By Jennifer Topple
I returned from this year’s Branch Council spring meeting with a renewed sense of purpose.
Just last year, we’d met Rick Smith, our new CEO, who had introduced us to the concept of destiny-driven leadership. At our first meeting, Rick had challenged us to be impatient in the identification and realization of our destiny. In the one short year since we met Rick, we have worked together to create a Destiny Team, which is composed of branch presidents, IDA board members, and representatives from the home office, to identify the critical areas of focus for the organization. The culmination of that work was the IDA Destiny Report that was distributed this past fall.
Day One Highlights
The main focus of the 2016 spring meeting was to make our work together measurable, so that we can hold our organization and each other accountable to meet our goals.
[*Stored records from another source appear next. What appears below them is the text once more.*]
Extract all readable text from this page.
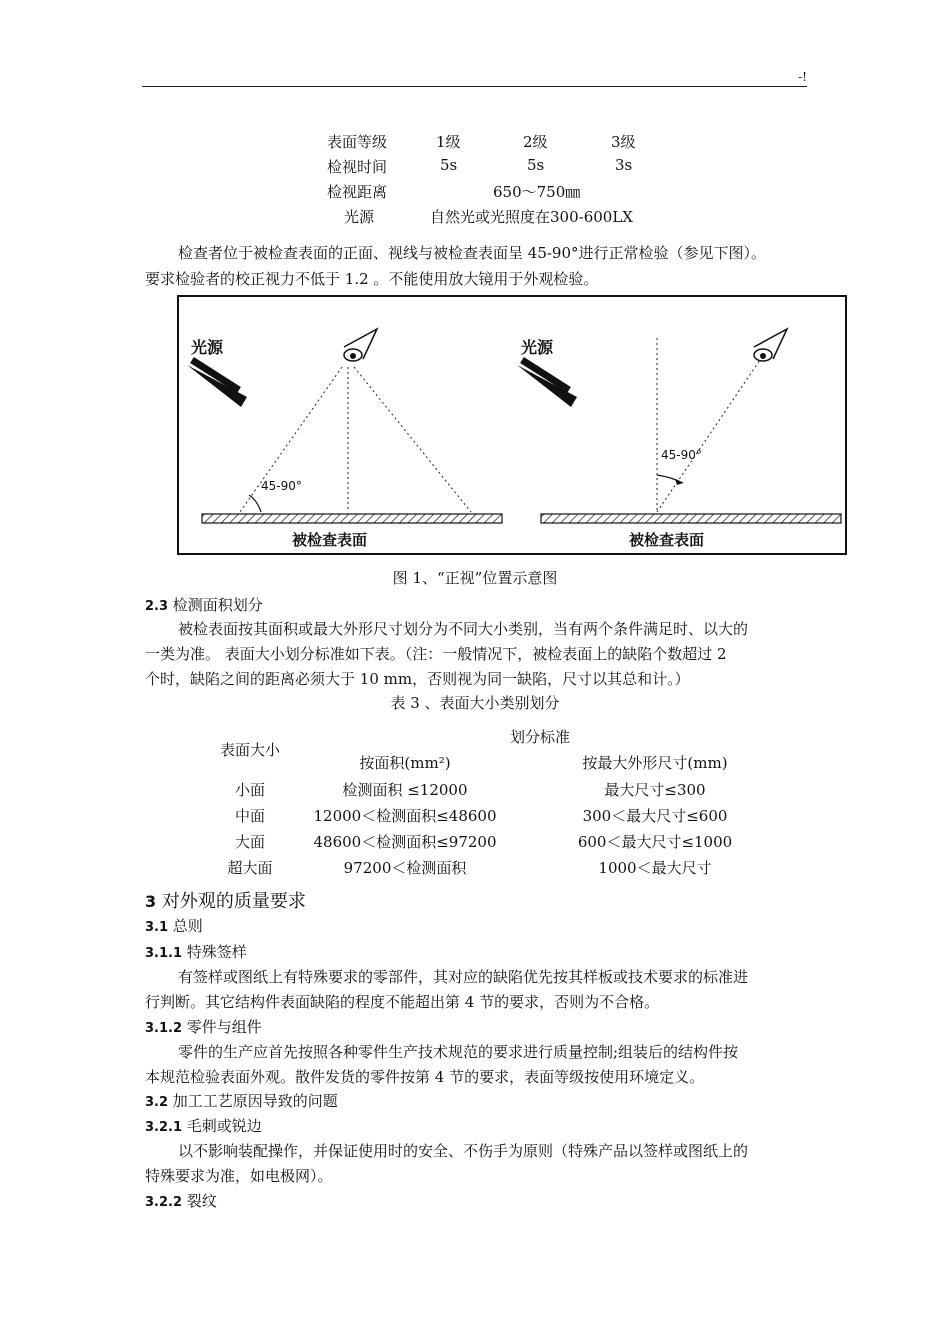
-!
表面等级	1级	2级	3级
检视时间	5s	5s	3s
检视距离	650～750㎜
光源	自然光或光照度在300-600LX
检查者位于被检查表面的正面、视线与被检查表面呈 45-90°进行正常检验（参见下图）。
要求检验者的校正视力不低于 1.2 。不能使用放大镜用于外观检验。
光源	光源
45-90°
45-90°
被检查表面	被检查表面
图 1、“正视”位置示意图
2.3 检测面积划分
被检表面按其面积或最大外形尺寸划分为不同大小类别，当有两个条件满足时、以大的
一类为准。 表面大小划分标准如下表。（注：一般情况下，被检表面上的缺陷个数超过 2
个时，缺陷之间的距离必须大于 10 mm，否则视为同一缺陷，尺寸以其总和计。）
表 3 、表面大小类别划分
表面大小
划分标准
按面积(mm²)	按最大外形尺寸(mm)
小面	检测面积 ≤12000	最大尺寸≤300
中面	12000＜检测面积≤48600	300＜最大尺寸≤600
大面	48600＜检测面积≤97200	600＜最大尺寸≤1000
超大面	97200＜检测面积	1000＜最大尺寸
3 对外观的质量要求
3.1 总则
3.1.1 特殊签样
有签样或图纸上有特殊要求的零部件，其对应的缺陷优先按其样板或技术要求的标准进
行判断。其它结构件表面缺陷的程度不能超出第 4 节的要求，否则为不合格。
3.1.2 零件与组件
零件的生产应首先按照各种零件生产技术规范的要求进行质量控制;组装后的结构件按
本规范检验表面外观。散件发货的零件按第 4 节的要求，表面等级按使用环境定义。
3.2 加工工艺原因导致的问题
3.2.1 毛刺或锐边
以不影响装配操作，并保证使用时的安全、不伤手为原则（特殊产品以签样或图纸上的
特殊要求为准，如电极网）。
3.2.2 裂纹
The weekend kicked off with an inspiring TeamQuest Spring Event Celebration emceed by Maria Makenna and live tweeted to our national community. Jane Cooper, president of the Oregon branch, shared the story of Sierra Gulick, one of her students with dyslexia. Sierra challenged her mother, Nicole, to participate in the San Diego half marathon to raise funds and dyslexia awareness for TeamQuest. Nicole willingly accepted the challenge because as she said, “If Sierra can work so hard and push herself to read every day, I can certainly push myself to train for a half marathon!” To show support for her mom, Sierra created a video in which she courageously shared her story and pronounced “Together We Can Do This!”
Day Two Highlights
The focus for the next day was the Destiny Metrics that we are designing together to hold ourselves accountable.
Tom Strewler, President of the Upper-Midwest Branch and Chair of the Destiny Metrics taskforce, led a review of the survey data. The group was charged with prioritizing and refining the metrics and setting SMART goals. The results were gathered and will be used to further refine the Metrics with the goal of having them approved by the IDA Board for implementation in FY 2017.
Additional topics included optional consolidation of Branch websites, hosted by the home office, an update on The Center for Effective Reading Instruction, and legislative updates from Massachusetts and South Carolina. The Branch Council also gave input on the locations for the next TeamQuest venues. The final activity of the weekend was a networking group activity led by Janet Thibeau, Massachusetts President, which generated a lot of excitement and interesting ideas.
Now, more than ever, I look forward to the collaboration we have with this amazing group of leaders. Things will only get better, as we continue to work together …until everyone can read!
Jennifer Topple, M.S., CCC/SLP, Chair of IDA’s Branch Council Executive Committee, is the Director of Assistive Technology at The Howard School, a K-12 school for students with language-based learning differences in Atlanta, Georgia. For over fourteen years, she has been a speech-language pathologist in both hospital and school settings with a focus on language-learning disabilities and assistive technology. Jennifer has presented and held workshops on the topic of assistive technology both locally and internationally and is a past president of the Georgia Branch of IDA. She holds an M.S. in Speech and Hearing Sciences from the University of New Mexico and a B.A. in Public Relations from Auburn University.